Today is Thanksgiving. Boy, am I grateful that Abraham Lincoln declared it a national holiday. For if he didn't, I wonder if I would ever be thankful? I would forget about doing it annually much less practicing it on a daily basis.
This week I heard that the community of Sutherland Springs, Texas was having a Thanksgiving dinner- "Feast of Sharing". The free meal was originally an event to get to know one's neighbors but this year it has become an opportunity for healing. What a witness to being thankful even in the midst of incredible grief.
Being thankful doesn't necessarily mean everything is sweetness and light. It doesn't look like a Hollywood movie. One can be thankful in the midst of deep hurt, grief, pain and adversity. There can still be hope in the middle of a pit.

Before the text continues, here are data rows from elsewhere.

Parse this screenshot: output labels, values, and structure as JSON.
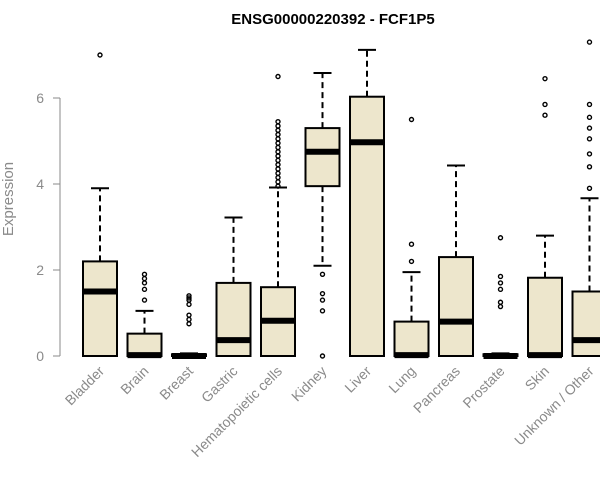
{
  "chart_data": {
    "type": "boxplot",
    "title": "ENSG00000220392 - FCF1P5",
    "xlabel": "",
    "ylabel": "Expression",
    "ylim": [
      0,
      7.3
    ],
    "yticks": [
      0,
      2,
      4,
      6
    ],
    "box_color": "#ede6cc",
    "categories": [
      "Bladder",
      "Brain",
      "Breast",
      "Gastric",
      "Hematopoietic cells",
      "Kidney",
      "Liver",
      "Lung",
      "Pancreas",
      "Prostate",
      "Skin",
      "Unknown / Other"
    ],
    "boxes": [
      {
        "name": "Bladder",
        "q1": 0,
        "median": 1.5,
        "q3": 2.2,
        "whisker_low": 0,
        "whisker_high": 3.9,
        "outliers": [
          7.0
        ]
      },
      {
        "name": "Brain",
        "q1": 0,
        "median": 0.02,
        "q3": 0.52,
        "whisker_low": 0,
        "whisker_high": 1.05,
        "outliers": [
          1.3,
          1.55,
          1.7,
          1.8,
          1.9
        ]
      },
      {
        "name": "Breast",
        "q1": 0,
        "median": 0.0,
        "q3": 0.04,
        "whisker_low": 0,
        "whisker_high": 0.06,
        "outliers": [
          0.75,
          0.85,
          0.95,
          1.2,
          1.3,
          1.35,
          1.4
        ]
      },
      {
        "name": "Gastric",
        "q1": 0,
        "median": 0.37,
        "q3": 1.7,
        "whisker_low": 0,
        "whisker_high": 3.22,
        "outliers": []
      },
      {
        "name": "Hematopoietic cells",
        "q1": 0,
        "median": 0.82,
        "q3": 1.6,
        "whisker_low": 0,
        "whisker_high": 3.92,
        "outliers": [
          3.95,
          4.05,
          4.15,
          4.25,
          4.35,
          4.45,
          4.55,
          4.65,
          4.75,
          4.85,
          4.95,
          5.05,
          5.15,
          5.25,
          5.35,
          5.45,
          6.5
        ]
      },
      {
        "name": "Kidney",
        "q1": 3.95,
        "median": 4.75,
        "q3": 5.3,
        "whisker_low": 2.1,
        "whisker_high": 6.58,
        "outliers": [
          1.9,
          1.45,
          1.3,
          1.05,
          0.0
        ]
      },
      {
        "name": "Liver",
        "q1": 0,
        "median": 4.97,
        "q3": 6.03,
        "whisker_low": 0,
        "whisker_high": 7.12,
        "outliers": []
      },
      {
        "name": "Lung",
        "q1": 0,
        "median": 0.02,
        "q3": 0.8,
        "whisker_low": 0,
        "whisker_high": 1.95,
        "outliers": [
          2.2,
          2.6,
          5.5
        ]
      },
      {
        "name": "Pancreas",
        "q1": 0,
        "median": 0.8,
        "q3": 2.3,
        "whisker_low": 0,
        "whisker_high": 4.43,
        "outliers": []
      },
      {
        "name": "Prostate",
        "q1": 0,
        "median": 0.0,
        "q3": 0.04,
        "whisker_low": 0,
        "whisker_high": 0.06,
        "outliers": [
          1.15,
          1.25,
          1.55,
          1.7,
          1.85,
          2.75
        ]
      },
      {
        "name": "Skin",
        "q1": 0,
        "median": 0.02,
        "q3": 1.82,
        "whisker_low": 0,
        "whisker_high": 2.8,
        "outliers": [
          5.6,
          5.85,
          6.45
        ]
      },
      {
        "name": "Unknown / Other",
        "q1": 0,
        "median": 0.37,
        "q3": 1.5,
        "whisker_low": 0,
        "whisker_high": 3.67,
        "outliers": [
          3.9,
          4.4,
          4.7,
          5.05,
          5.3,
          5.55,
          5.85,
          7.3
        ]
      }
    ]
  }
}
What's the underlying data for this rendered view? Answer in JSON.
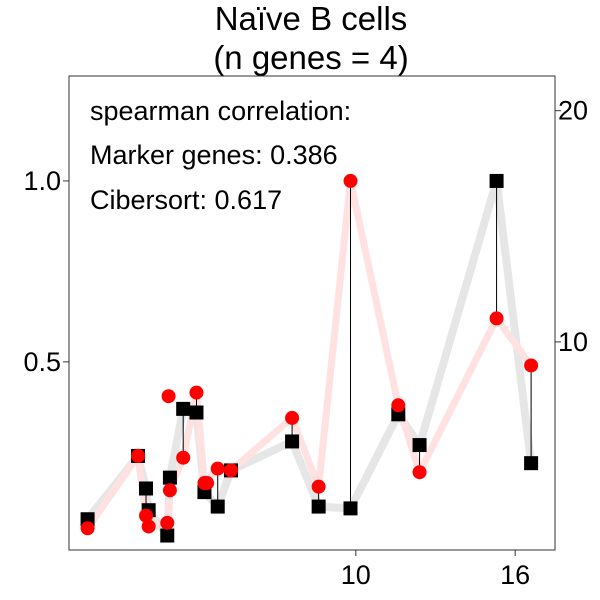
{
  "chart_data": {
    "type": "line",
    "title": "Naïve B cells",
    "subtitle": "(n genes = 4)",
    "xlabel": "",
    "ylabel": "",
    "y2label": "",
    "xlim": [
      -0.8,
      17.5
    ],
    "ylim": [
      -0.02,
      1.29
    ],
    "y2lim": [
      1.0,
      21.5
    ],
    "x_ticks": [
      10,
      16
    ],
    "y_ticks": [
      0.5,
      1.0
    ],
    "y_tick_labels": [
      "0.5",
      "1.0"
    ],
    "y2_ticks": [
      10,
      20
    ],
    "grid": false,
    "annotations": [
      "spearman correlation:",
      "Marker genes: 0.386",
      "Cibersort: 0.617"
    ],
    "colors": {
      "marker_points": "#000000",
      "marker_line": "#e6e6e6",
      "cibersort_points": "#ff0000",
      "cibersort_line": "#ffe1e1",
      "connector": "#000000"
    },
    "series": [
      {
        "type": "line",
        "x": [
          -0.1,
          1.8,
          2.1,
          2.2,
          2.9,
          3.0,
          3.5,
          4.0,
          4.3,
          4.8,
          5.3,
          7.6,
          8.6,
          9.8,
          11.6,
          12.4,
          15.3,
          16.6
        ],
        "y": [
          0.065,
          0.24,
          0.15,
          0.09,
          0.02,
          0.18,
          0.37,
          0.36,
          0.14,
          0.1,
          0.2,
          0.28,
          0.1,
          0.095,
          0.355,
          0.27,
          1.0,
          0.22
        ]
      },
      {
        "type": "line",
        "x": [
          -0.1,
          1.8,
          2.1,
          2.2,
          2.9,
          3.0,
          3.5,
          4.0,
          4.3,
          4.8,
          5.3,
          7.6,
          8.6,
          9.8,
          11.6,
          12.4,
          15.3,
          16.6
        ],
        "y": [
          0.04,
          0.24,
          0.075,
          0.045,
          0.055,
          0.145,
          0.235,
          0.415,
          0.165,
          0.205,
          0.2,
          0.345,
          0.155,
          1.0,
          0.38,
          0.195,
          0.62,
          0.49
        ]
      }
    ],
    "extra_points_cibersort": [
      {
        "x": 2.95,
        "y": 0.405
      },
      {
        "x": 4.4,
        "y": 0.165
      }
    ]
  }
}
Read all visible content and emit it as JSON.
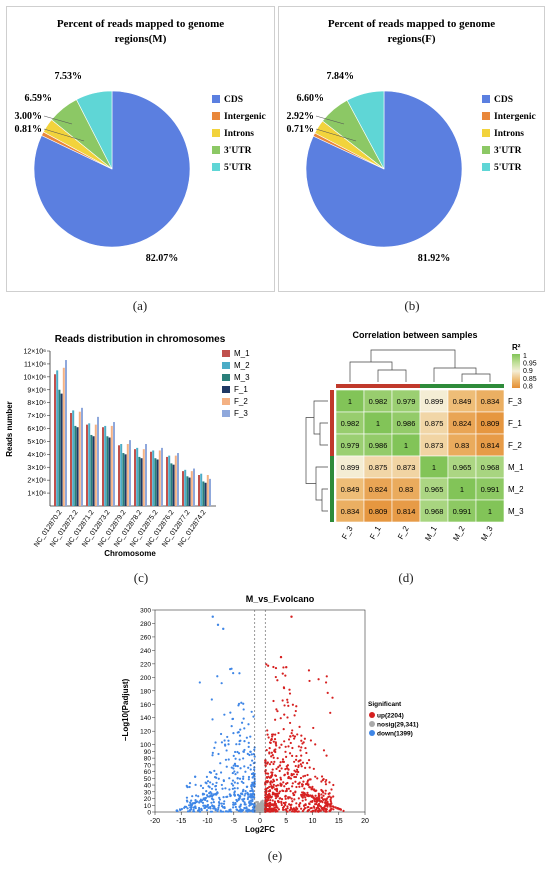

The other day I heard someone talk about the difference between condemnation and conviction.
Condemnation is evil and creates absolutes in our thinking. Things are seen in terms of the superlatives always or never. We think of ourselves as always worthless or that our situation will never get better. We get stuck in that place where there is no point in trying. Condemnation pulls us down and keeps us down with no hope of getting up.
Not only is condemnation hurtful to ourselves but it is hurtful to others. There is a dismissal towards those who feel condemned or we feel should be condemned. "You are not worthwhile." Life becomes isolating for both the condemned and the accuser. There is no community. There is no opportunity for things to get better.
Confrontation is loving. It says even if what has happened through our choices or through our situations may not be good, it is not the final word. Confrontation says that this might be bad but it can get better. What has happened doesn't need to define us. There is hope for a future. There is hope for change. There is hope that this doesn't have to be.
Confrontation is loving to others. It says, you are worthwhile. You are worth the investment to help with the change. Even though there might be correction and help it is done with care in mind. "I care for you so I will lovingly help in making things better."
I am grateful for this Thanksgiving. I am grateful that even if I feel troubled in a situation, I have hope that things can get better. Click here to read my nephew's inspirational Thanksgiving message.
What about you? Where do you find yourself this Thanksgiving? Do you feel condemned or confronted in a situation or problem? How can you think about it in a way that gives you hope?